Why is it that none of the previous posts mention what I feel is a major point Marc made?

28 families lost there homes. Times two for husband/wife (this isn't Texas, so the limit is one each) and only ONE of them is a registered voter.

Living the "American Dream" has some responsibilities attached to it, and voting is probably the most important responsibility of ALL citizens of this country.

The way I figure it; if you don't vote, you don't have a right to complain about how things are going.

Posted by: SoMD | May 5, 2008 9:36 AM

For those who live in Prince George's and may find themselves hurtling toward a foreclosure, here's a meeting you might want to check out:

Sponsored by the Prince George's Pro Bono Committee and a bunch of other legal aid groups, a Foreclosure Solutions Workshop will be offered at no charge, Saturday, May 10, from 10 a.m. to 2 p.m. at Unity Center of Light, 3501 Moylan Drive, Bowie, MD. For information, call 301 864 8353, ext. 10. Bring all paperwork related to your mortgage, loan and settlement, and lawyers can provide individual guidance to help you avoid foreclosure.

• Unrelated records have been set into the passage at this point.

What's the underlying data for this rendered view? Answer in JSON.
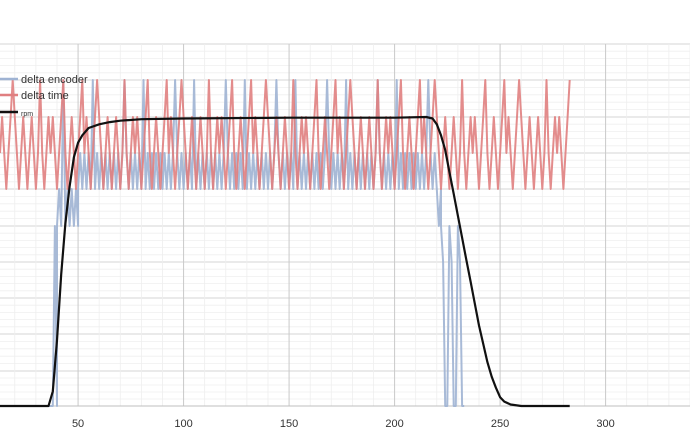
{
  "chart_data": {
    "type": "line",
    "title": "",
    "xlabel": "",
    "ylabel": "",
    "xlim": [
      13,
      340
    ],
    "x_ticks": [
      50,
      100,
      150,
      200,
      250,
      300
    ],
    "x_minor_step": 10,
    "grid": true,
    "legend_position": "top-left",
    "series": [
      {
        "name": "delta encoder",
        "color": "#9fb3d3",
        "stroke_width": 2,
        "segments": [
          {
            "x_start": 13,
            "x_end": 38,
            "pattern": [
              0
            ]
          },
          {
            "x_start": 38,
            "x_end": 40,
            "pattern": [
              0,
              2
            ]
          },
          {
            "x_start": 40,
            "x_end": 50,
            "pattern": [
              2,
              3,
              2,
              6,
              2,
              3,
              2,
              3,
              2,
              3,
              2
            ]
          },
          {
            "x_start": 50,
            "x_end": 220,
            "pattern": [
              3,
              4,
              3,
              4,
              3,
              4,
              3,
              7,
              3,
              4,
              3,
              4,
              3,
              4,
              3,
              4,
              3,
              4,
              3,
              4,
              3,
              4,
              7,
              4
            ]
          },
          {
            "x_start": 220,
            "x_end": 222,
            "pattern": [
              3,
              2
            ]
          },
          {
            "x_start": 222,
            "x_end": 233,
            "pattern": [
              2,
              1,
              0,
              0
            ]
          }
        ]
      },
      {
        "name": "delta time",
        "color": "#e07f80",
        "stroke_width": 2,
        "segments": [
          {
            "x_start": 13,
            "x_end": 283,
            "pattern": [
              4,
              5,
              4,
              3,
              4,
              5,
              6,
              5,
              4,
              3,
              4,
              5,
              4,
              3,
              4,
              5,
              4,
              3,
              4,
              6,
              4,
              3,
              4,
              5,
              4,
              5,
              4,
              3,
              4,
              5,
              6,
              4,
              3,
              4,
              5,
              4,
              3,
              4,
              5,
              6
            ]
          }
        ]
      },
      {
        "name": "rpm",
        "color": "#111111",
        "stroke_width": 2.2,
        "points": [
          [
            13,
            0
          ],
          [
            36,
            0
          ],
          [
            38,
            20
          ],
          [
            40,
            90
          ],
          [
            42,
            180
          ],
          [
            44,
            250
          ],
          [
            46,
            300
          ],
          [
            48,
            340
          ],
          [
            50,
            360
          ],
          [
            52,
            370
          ],
          [
            55,
            380
          ],
          [
            60,
            385
          ],
          [
            65,
            388
          ],
          [
            70,
            390
          ],
          [
            80,
            392
          ],
          [
            100,
            393
          ],
          [
            150,
            394
          ],
          [
            200,
            394
          ],
          [
            215,
            395
          ],
          [
            218,
            393
          ],
          [
            220,
            385
          ],
          [
            222,
            370
          ],
          [
            224,
            350
          ],
          [
            226,
            320
          ],
          [
            228,
            290
          ],
          [
            230,
            260
          ],
          [
            232,
            230
          ],
          [
            234,
            200
          ],
          [
            236,
            170
          ],
          [
            238,
            140
          ],
          [
            240,
            110
          ],
          [
            242,
            85
          ],
          [
            244,
            60
          ],
          [
            246,
            40
          ],
          [
            248,
            25
          ],
          [
            250,
            12
          ],
          [
            252,
            6
          ],
          [
            255,
            2
          ],
          [
            260,
            0
          ],
          [
            283,
            0
          ]
        ]
      }
    ],
    "y_scale_note": "series share one chart area; delta series are integer counts, rpm is a continuous curve"
  }
}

Posted by: Fisher | May 5, 2008 12:23 PM

What I'd like to understand 'cause I didn't get my MBA from Wharton, is why a bank wants to take back a house that is valued less than its mortgage rather than selling it for whatever they can get and lowering their writedown amount. I mean, it doesn't look like these things are going to turn around and over anytime soon. Even if they do it's not likely they'll get back to close to where they were soon. Or ever.

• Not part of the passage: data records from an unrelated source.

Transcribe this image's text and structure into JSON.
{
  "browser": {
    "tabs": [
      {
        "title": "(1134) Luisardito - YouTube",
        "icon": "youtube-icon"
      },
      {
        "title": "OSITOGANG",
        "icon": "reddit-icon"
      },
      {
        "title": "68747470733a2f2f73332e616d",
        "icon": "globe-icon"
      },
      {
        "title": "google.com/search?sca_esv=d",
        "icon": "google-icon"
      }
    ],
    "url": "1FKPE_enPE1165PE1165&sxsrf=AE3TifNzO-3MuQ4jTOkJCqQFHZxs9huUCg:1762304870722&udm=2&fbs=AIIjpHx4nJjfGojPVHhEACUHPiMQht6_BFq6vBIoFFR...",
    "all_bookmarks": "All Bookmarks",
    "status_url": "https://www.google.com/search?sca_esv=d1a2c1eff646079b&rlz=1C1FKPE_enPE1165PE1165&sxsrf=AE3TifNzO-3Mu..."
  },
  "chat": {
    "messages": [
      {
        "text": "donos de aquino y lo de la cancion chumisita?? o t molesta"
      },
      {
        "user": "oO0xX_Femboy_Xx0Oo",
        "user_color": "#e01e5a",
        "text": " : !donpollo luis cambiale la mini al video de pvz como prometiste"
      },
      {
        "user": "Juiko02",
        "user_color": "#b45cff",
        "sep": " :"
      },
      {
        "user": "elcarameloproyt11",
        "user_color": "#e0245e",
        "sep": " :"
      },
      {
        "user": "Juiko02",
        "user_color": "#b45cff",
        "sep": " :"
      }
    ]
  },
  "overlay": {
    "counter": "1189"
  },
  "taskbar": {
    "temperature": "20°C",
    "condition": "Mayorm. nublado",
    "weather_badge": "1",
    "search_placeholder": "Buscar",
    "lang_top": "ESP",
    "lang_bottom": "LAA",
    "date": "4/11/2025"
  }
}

Posted by: Stick | May 5, 2008 2:08 PM

On this issue you have to talk frankly about the number of people that were just ignorant on the subject and got exploited. Real Estate and mortgages are too big of an issue to be naive in any way.

Also, the banks and mortgage brokers sold these loans like there were no standards. I make base salary, but I truly wonder how folks afford these $600-700K or more homes. the base principal and interest on some of these loans are $3000 or more.

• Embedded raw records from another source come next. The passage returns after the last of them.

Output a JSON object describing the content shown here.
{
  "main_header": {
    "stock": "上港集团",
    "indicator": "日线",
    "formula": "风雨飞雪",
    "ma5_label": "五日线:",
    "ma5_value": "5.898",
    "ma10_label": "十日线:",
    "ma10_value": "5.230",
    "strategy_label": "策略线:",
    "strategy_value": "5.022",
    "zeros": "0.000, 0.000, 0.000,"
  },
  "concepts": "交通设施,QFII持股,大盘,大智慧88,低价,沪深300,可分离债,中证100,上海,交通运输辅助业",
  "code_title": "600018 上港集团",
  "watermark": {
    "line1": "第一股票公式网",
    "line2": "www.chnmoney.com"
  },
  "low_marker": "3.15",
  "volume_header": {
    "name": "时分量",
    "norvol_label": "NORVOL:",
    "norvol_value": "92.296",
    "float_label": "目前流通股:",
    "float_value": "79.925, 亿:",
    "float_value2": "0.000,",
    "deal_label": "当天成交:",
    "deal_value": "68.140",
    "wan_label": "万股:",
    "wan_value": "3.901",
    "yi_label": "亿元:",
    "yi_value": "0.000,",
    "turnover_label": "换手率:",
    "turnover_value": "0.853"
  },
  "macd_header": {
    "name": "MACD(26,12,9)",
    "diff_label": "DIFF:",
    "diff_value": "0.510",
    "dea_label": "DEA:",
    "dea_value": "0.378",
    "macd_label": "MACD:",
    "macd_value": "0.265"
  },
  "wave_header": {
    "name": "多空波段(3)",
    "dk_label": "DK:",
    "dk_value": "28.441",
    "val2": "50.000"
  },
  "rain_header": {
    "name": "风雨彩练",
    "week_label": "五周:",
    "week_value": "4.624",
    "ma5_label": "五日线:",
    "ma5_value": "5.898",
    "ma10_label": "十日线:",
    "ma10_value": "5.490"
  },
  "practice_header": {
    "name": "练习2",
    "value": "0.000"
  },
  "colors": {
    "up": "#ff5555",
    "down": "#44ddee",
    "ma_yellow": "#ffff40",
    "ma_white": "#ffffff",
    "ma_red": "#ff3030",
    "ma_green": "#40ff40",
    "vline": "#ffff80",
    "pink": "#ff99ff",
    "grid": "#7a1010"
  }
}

Posted by: Stupidity or Fraud | May 5, 2008 3:55 PM

The recent congressional bill for $300 billions bail-out of distressed homeowners will not stop the rapid downturn of the residential real estate in the U.S. Because many of the home buyers in the last 5 years who used those fancy loans, i.e. no-down, interest only, ARM, Alt-A, etc., could only afford the 2% teaser rate and hope the ever increasing equaty can be taped to pay the higher mortgage in 2years. but those dreams were busted. Even if the Fed bail-out plan can provide a 6% fixed rate mortgage, these borrowers still can not afford it. They just simply walk away and move back to renting under the subsdized low-income housing programs. The foreclosure rate will keep on growing and the inventory of bank repossesed homes will result in much more bank write- downs. The $1.3 trillions loss of bad mortgage backed securities need a long time to be digested by the global markets. This long and painful correction will not end until 2013, the earliest.

Posted by: JC Inter | May 6, 2008 9:18 AM

Perhaps there were no bids because nobody wants to live in PG County. I fled in 1991. Now that we are in an energy crisis and the building of new nuclear plants are being considered, perhaps PG County would be a fine place to put three or four nukes.